The stage has been set for Edmonton city council to relax the rules on how much on-site parking is needed for new homes and businesses.

A new city report on Open Option Parking confirms “the amount of on-site parking to be supplied for new developments will be determined by the landowner or business.”

It means city council will vote on the bylaw changes after an ongoing review that has lasted for the last couple of years. The goal has been to make Edmonton more compact, transit-oriented and more walkable.

“Change will be gradual as sites are developed or redeveloped,” the report said. “These changes will allow for greater choice and flexibility for land owners and developers to accommodate changes in the market.”

Council’s Urban Planning Committee asked for city planners to make some final tweaks to the guidelines and are proposing to council the change come in one step as opposed to being phased in.

“We are way over parked compared to other cities,” Councillor Scott McKeen said. “Open parking and being creative around it is long over due. We want business to be able to open without having to have 30 parking spots, which is sort of the old rule.

“Even neighborhood pubs had to have ‘X’ number of parking spots which sort of flew in the face of all of the efforts to end impaired driving.”

He also hopes if the new rules are adopted, it will encourage private developers to offer parking within their buildings during off-peak hours.

McKeen pointed to the Mayfair at 109th Street and Jasper Avenue as an example where renters can park without being directed to a designated space.

“I really like that sort of creativity and I hope we see more of it in our residential buildings as they develop downtown because that will pick up some of the demand that won’t be filled as we block surface parking.”

Minimum bicycle and accessible parking was part of the January 2020 report and minor adjustments have just been made to clarify exactly how that will be calculated. The ability for businesses and residential developments to share space was also part of the changes proposed, and both industry and the community have had a chance to weigh in to make shared parking easier.

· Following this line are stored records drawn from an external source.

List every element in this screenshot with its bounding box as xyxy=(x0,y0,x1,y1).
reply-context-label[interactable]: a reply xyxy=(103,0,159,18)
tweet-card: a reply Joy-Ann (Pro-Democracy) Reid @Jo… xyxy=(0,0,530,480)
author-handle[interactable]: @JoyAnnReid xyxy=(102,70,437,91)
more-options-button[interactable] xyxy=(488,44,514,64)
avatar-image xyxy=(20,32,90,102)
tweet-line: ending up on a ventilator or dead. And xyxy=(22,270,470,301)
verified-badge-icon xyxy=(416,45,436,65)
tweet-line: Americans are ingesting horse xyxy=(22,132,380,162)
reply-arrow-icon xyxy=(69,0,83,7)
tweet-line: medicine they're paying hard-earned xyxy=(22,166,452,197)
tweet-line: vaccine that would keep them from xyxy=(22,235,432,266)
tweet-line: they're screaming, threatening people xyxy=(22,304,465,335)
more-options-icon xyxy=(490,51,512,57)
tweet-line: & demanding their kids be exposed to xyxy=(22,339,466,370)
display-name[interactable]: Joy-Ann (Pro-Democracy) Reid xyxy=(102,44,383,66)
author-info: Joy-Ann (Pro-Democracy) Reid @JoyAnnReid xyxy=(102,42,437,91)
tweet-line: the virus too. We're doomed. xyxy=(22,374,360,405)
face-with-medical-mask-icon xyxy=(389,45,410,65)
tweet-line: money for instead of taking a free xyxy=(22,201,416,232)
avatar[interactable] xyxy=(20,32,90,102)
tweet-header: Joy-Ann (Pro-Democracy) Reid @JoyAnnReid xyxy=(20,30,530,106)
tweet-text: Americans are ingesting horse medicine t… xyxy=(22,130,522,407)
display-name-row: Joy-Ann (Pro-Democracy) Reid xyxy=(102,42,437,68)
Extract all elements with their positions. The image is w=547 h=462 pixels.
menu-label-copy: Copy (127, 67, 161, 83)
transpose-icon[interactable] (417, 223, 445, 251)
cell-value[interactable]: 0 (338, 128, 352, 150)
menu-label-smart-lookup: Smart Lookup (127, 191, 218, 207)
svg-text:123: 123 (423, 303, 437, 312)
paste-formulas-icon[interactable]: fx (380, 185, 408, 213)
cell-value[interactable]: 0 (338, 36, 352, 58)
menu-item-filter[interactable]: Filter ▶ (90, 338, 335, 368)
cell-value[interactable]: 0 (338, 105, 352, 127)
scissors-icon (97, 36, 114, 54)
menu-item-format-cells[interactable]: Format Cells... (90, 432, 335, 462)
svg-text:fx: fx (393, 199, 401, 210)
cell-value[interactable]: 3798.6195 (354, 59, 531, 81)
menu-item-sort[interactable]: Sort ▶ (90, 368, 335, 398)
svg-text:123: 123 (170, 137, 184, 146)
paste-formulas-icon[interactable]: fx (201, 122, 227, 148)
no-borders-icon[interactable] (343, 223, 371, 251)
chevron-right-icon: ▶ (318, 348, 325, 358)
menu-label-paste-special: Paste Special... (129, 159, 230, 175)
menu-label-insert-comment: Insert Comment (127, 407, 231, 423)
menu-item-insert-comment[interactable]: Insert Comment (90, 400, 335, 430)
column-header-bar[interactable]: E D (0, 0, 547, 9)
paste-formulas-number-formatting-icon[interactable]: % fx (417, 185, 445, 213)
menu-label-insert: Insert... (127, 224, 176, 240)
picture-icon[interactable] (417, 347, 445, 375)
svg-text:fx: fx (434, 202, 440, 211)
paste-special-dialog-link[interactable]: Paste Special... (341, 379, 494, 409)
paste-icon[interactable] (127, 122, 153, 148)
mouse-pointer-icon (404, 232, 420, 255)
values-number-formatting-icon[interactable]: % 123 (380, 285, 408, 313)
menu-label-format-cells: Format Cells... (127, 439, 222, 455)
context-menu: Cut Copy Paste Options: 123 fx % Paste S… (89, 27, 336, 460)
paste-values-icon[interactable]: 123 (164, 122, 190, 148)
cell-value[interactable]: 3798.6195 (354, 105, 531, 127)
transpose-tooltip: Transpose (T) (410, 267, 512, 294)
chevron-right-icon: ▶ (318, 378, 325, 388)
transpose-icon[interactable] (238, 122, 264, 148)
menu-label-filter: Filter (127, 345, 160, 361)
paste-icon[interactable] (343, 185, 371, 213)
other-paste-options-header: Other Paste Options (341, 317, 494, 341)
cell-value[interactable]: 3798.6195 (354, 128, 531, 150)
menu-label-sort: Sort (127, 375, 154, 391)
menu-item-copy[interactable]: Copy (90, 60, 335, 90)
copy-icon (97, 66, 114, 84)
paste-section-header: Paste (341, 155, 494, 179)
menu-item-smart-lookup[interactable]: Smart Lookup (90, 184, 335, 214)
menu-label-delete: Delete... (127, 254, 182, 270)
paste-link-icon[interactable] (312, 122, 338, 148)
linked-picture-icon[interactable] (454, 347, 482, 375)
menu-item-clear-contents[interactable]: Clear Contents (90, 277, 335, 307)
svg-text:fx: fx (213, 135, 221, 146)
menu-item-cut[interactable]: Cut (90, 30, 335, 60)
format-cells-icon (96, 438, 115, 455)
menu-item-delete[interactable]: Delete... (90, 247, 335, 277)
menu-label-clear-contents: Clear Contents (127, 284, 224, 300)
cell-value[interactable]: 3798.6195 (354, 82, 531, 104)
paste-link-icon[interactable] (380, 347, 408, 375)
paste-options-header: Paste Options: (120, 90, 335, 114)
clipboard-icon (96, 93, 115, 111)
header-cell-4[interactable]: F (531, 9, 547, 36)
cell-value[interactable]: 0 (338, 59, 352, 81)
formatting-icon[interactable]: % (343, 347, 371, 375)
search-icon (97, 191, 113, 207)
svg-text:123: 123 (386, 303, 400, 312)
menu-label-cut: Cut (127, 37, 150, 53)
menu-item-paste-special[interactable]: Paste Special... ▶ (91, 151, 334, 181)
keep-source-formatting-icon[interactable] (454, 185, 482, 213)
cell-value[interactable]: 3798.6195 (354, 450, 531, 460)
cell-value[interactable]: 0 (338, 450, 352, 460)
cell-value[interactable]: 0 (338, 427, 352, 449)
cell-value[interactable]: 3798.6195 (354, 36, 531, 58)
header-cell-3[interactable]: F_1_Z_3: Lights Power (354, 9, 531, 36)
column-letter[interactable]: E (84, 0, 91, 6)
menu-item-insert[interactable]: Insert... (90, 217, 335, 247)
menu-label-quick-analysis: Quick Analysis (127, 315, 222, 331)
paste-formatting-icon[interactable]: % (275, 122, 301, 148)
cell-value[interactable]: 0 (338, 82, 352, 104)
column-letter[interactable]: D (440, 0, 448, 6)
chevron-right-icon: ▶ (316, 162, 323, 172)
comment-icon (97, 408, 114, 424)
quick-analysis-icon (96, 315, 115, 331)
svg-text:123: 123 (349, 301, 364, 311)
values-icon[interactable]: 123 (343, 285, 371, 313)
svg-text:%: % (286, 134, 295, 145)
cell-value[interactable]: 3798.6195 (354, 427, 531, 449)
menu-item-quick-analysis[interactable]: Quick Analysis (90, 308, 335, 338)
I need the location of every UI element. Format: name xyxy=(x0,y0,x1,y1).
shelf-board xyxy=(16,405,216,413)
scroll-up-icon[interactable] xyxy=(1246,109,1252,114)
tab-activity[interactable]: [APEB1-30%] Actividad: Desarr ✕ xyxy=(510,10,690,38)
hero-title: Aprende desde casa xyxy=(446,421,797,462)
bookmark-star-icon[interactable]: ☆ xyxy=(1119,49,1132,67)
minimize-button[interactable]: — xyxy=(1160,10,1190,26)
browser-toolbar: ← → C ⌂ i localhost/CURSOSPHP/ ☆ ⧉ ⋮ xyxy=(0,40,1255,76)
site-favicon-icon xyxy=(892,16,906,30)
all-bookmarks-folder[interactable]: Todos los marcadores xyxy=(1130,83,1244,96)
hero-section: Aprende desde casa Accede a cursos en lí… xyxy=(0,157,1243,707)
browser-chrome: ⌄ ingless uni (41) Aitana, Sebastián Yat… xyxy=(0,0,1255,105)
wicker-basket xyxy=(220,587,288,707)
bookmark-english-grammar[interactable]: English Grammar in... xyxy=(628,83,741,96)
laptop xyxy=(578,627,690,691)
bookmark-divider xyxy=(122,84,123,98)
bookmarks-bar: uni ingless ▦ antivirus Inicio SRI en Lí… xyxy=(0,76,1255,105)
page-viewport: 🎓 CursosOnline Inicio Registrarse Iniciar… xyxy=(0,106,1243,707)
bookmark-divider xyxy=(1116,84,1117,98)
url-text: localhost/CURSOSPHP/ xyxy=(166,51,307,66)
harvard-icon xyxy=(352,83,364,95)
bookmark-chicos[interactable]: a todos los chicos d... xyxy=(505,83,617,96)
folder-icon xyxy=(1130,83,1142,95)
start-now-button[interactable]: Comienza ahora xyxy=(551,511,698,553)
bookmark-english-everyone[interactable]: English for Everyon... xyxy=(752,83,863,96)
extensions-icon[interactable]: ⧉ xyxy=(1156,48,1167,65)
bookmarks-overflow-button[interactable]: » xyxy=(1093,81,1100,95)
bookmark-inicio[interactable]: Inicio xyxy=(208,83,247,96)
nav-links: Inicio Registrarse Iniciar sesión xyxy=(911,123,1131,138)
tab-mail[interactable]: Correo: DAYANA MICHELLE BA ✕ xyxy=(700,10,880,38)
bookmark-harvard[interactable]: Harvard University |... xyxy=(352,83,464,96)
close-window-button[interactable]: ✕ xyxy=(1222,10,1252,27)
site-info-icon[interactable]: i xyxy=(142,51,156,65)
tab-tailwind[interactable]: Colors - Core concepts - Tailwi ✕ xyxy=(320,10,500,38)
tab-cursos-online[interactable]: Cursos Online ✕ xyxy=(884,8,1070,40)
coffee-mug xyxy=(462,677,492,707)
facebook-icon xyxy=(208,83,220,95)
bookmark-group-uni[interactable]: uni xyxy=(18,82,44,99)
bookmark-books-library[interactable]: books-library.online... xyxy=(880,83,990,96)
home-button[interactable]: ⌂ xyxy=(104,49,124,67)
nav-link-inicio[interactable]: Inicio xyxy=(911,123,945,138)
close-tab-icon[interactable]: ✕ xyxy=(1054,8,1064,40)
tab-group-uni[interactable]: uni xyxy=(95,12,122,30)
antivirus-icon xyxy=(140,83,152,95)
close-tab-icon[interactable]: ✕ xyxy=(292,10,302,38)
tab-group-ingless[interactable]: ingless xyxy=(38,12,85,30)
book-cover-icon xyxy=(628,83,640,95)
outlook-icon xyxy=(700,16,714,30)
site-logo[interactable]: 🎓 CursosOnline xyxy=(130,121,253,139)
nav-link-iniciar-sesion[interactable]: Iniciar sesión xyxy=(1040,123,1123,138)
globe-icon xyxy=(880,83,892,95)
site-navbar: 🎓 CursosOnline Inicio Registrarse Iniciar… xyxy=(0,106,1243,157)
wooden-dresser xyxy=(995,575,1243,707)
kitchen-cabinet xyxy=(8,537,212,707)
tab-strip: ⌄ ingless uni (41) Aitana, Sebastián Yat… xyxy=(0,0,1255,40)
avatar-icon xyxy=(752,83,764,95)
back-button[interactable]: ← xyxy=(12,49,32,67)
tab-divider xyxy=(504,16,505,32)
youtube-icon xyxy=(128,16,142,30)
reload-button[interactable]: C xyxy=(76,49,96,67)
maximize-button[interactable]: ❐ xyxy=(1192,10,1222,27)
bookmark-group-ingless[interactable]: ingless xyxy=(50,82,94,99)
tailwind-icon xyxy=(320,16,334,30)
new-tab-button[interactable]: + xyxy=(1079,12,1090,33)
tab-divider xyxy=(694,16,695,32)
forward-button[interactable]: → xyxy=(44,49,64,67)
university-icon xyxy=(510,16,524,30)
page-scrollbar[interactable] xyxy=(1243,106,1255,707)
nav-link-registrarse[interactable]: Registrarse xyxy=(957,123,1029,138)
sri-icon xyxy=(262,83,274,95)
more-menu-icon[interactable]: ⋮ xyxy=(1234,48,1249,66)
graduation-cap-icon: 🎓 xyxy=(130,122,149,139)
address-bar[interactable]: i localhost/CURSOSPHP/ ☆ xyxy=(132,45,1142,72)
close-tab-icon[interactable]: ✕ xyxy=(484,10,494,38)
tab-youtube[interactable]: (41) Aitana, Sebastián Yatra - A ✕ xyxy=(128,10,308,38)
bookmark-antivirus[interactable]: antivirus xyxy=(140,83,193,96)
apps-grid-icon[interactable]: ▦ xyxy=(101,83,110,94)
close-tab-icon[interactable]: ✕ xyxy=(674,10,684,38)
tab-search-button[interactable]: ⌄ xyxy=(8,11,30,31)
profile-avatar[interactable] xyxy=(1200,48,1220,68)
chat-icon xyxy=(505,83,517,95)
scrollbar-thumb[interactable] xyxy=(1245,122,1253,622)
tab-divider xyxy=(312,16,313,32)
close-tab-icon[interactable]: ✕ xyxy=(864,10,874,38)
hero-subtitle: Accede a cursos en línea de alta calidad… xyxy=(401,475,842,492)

Additional changes were added to apply Open Option Parking to the Quarters so that it will be consistent with the rest of the city.

Getting The Quarters into the mix will be key to seeing development happen on the eastern edge of downtown, McKeen told Global News.

“The Quarters has been a real problem for the city, I think, because we would like to see the area developed, we would like to see a removal of surface parking, yet we have many people who work downtown or visit downtown so the transition has to be done slowly and likely in coordination with our transit service.”

When the parking study began a couple of years ago, the idea of changing the way restaurants do business was never imagined until COVID-19 came along.

McKeen said the new business model might have to be considered.

“Yeah, I think we’re going to have to have a real good rethink about pick-up and drop-off spaces. I suspect we have quite a bit of that right now but if the reaction from business and the reaction from customers continues and there’s a lot more drop-off, pick-up and delivery service, then we’re going to have to react to that.”

The committee will vote on the changes June 23.